Data Warehouses are typically first installed to optimize reporting. To provide analytics that is not provided by the “bread and butter” production systems. This frees up the production systems to concentrate on the day-to-day operational requirements of the business.

Integration

In addition, the DW allows for cross-platform reporting. Typically it can be very hard to find a single vendor that provides a “best in class” solution for all your business system needs. Rather, for example, a vendor may provide a great payroll system, but a poor sales system.

As a result, a company can end up with a payroll system from one vendor and a sale system from another vendor. The data warehouse provides a means, for example, to integrate commissions earned in sales with commissions paid on the payroll.

Master Data Management

As Data Warehouses have evolved the concept of Master Data Management (MDM) has been introduced as businesses recognize the need for a “single version” of the truth. While the DW is based on Transactional and Reference Data, MDM is based on Master Data.

For example, a customer may exist in different systems, such as sales and accounts. The customer may have Transactional Data in both systems such as sales and payments. And both systems may have Reference Data such as customer names and addresses.

Master data combines the transactions and reference data into a single view of the customer. This provides two significant benefits:

  • Everything known about a customer is provided by a single source.
  • A change in one business system will update all business systems.

Master Data, Reference Data, and Transactional Data are all part of an Integrated Data Warehouse (IDW). As designs have evolved, the Extract Load Transform (ETL) process has been simplified and expanded to handle increasing volumes of fast-changing data.

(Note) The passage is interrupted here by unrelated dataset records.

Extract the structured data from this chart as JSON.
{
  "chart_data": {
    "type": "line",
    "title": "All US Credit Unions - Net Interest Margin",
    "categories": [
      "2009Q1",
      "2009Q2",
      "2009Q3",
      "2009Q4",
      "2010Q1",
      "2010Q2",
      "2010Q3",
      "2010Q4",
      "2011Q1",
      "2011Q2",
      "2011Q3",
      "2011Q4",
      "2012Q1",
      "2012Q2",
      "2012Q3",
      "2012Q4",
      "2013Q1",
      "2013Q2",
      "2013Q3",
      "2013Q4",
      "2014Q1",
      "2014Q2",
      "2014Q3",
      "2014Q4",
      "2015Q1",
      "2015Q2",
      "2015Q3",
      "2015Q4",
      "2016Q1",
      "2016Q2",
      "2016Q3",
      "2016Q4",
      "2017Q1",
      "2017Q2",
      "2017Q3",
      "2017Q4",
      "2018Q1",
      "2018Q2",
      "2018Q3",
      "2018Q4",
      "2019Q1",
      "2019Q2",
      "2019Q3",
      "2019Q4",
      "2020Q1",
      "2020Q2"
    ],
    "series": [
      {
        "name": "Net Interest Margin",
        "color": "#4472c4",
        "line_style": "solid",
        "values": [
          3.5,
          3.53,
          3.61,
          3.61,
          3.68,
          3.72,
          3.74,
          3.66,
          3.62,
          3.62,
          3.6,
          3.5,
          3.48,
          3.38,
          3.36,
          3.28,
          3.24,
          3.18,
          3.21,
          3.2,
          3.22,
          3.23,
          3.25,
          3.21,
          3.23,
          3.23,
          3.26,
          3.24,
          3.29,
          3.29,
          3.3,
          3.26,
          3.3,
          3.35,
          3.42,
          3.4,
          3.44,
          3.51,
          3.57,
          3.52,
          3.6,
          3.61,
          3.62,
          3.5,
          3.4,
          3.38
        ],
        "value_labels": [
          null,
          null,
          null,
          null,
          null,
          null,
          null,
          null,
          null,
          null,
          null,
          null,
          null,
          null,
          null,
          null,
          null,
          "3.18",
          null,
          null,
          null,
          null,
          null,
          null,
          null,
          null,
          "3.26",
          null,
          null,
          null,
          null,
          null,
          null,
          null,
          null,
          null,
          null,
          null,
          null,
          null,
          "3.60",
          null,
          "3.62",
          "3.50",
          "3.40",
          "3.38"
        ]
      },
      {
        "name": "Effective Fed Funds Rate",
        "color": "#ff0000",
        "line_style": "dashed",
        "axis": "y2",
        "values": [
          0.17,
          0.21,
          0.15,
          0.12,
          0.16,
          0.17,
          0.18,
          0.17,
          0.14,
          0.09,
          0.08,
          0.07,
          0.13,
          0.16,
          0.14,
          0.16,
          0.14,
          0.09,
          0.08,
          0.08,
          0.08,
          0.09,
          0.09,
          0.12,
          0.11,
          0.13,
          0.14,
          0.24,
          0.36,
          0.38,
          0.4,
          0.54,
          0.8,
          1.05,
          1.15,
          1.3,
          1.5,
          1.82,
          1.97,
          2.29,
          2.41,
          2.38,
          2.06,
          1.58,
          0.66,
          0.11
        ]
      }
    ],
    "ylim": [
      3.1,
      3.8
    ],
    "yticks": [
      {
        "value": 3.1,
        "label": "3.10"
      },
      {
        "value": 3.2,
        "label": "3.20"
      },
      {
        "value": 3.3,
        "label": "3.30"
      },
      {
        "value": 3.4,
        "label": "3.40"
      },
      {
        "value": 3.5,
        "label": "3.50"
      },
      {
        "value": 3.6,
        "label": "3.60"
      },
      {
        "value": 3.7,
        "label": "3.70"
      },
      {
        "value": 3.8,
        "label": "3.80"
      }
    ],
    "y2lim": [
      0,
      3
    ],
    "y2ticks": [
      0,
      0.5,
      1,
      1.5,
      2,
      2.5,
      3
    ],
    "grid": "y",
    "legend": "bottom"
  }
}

This has allowed for the introduction of low-cost MDM development as compared to traditional DW design. In ETL design, the majority of the cost is T (Transform), and is often the bottleneck in design, implementation, maintenance, and support.

MDM recognizes this problem and minimizes T through the use of timestamp and source identification.

Security

Natural disasters and power outages are not the only serious challenges facing production systems. With the rise of ransomware and cryptocurrency, it is possible for bad actors to shut down systems with virtually no fear of law enforcement tracing or preventing their activities. It is quite possible many attacks are state-sponsored, with past and present employees the targets to gain access.

These events are much more common than reports in the press would indicate. No matter how good your firewall, no matter how good your malware detection, human engineering remains the weakest link in any security system. Companies will often pay the ransom quietly rather than risk their public image.

Data Recovery

The DW and MDM can play a key role in disaster recovery. As mentioned previously, the operation of the data warehouse is very similar to a data backup. In fact, the DW and MDM can use backups as their data source, or with good design, the DW and MDM can supplement or replace backups.

Virtualization

For these reasons, it is not advisable to run the data warehouse on the same hardware as the production system via virtualization. A breach of security at the hardware level could lock out your production system, backups, and data warehouse. Recovery is then almost impossible without paying the ransom. And having paid the ransom, there is no guarantee of recovery.

An alternative is to place your data warehouse offsite and use transaction or log shipping to backup the production system. The data warehouse can then use a copy of the transaction log as its data source. In this case, the hackers must break security into two different systems rather than a single system.

With data warehousing and backup on a separate system, hackers will look for a weaker target. Thieves do not target two strong men walking down the street. They pick on the little old lady clutching her purse.

When swimming with sharks you don’t need to swim faster than the sharks, only faster than the person beside you. Good security well designed and implemented will defeat perfect security never realized.

The excuse, “it will never happen to us” is always true, until it does.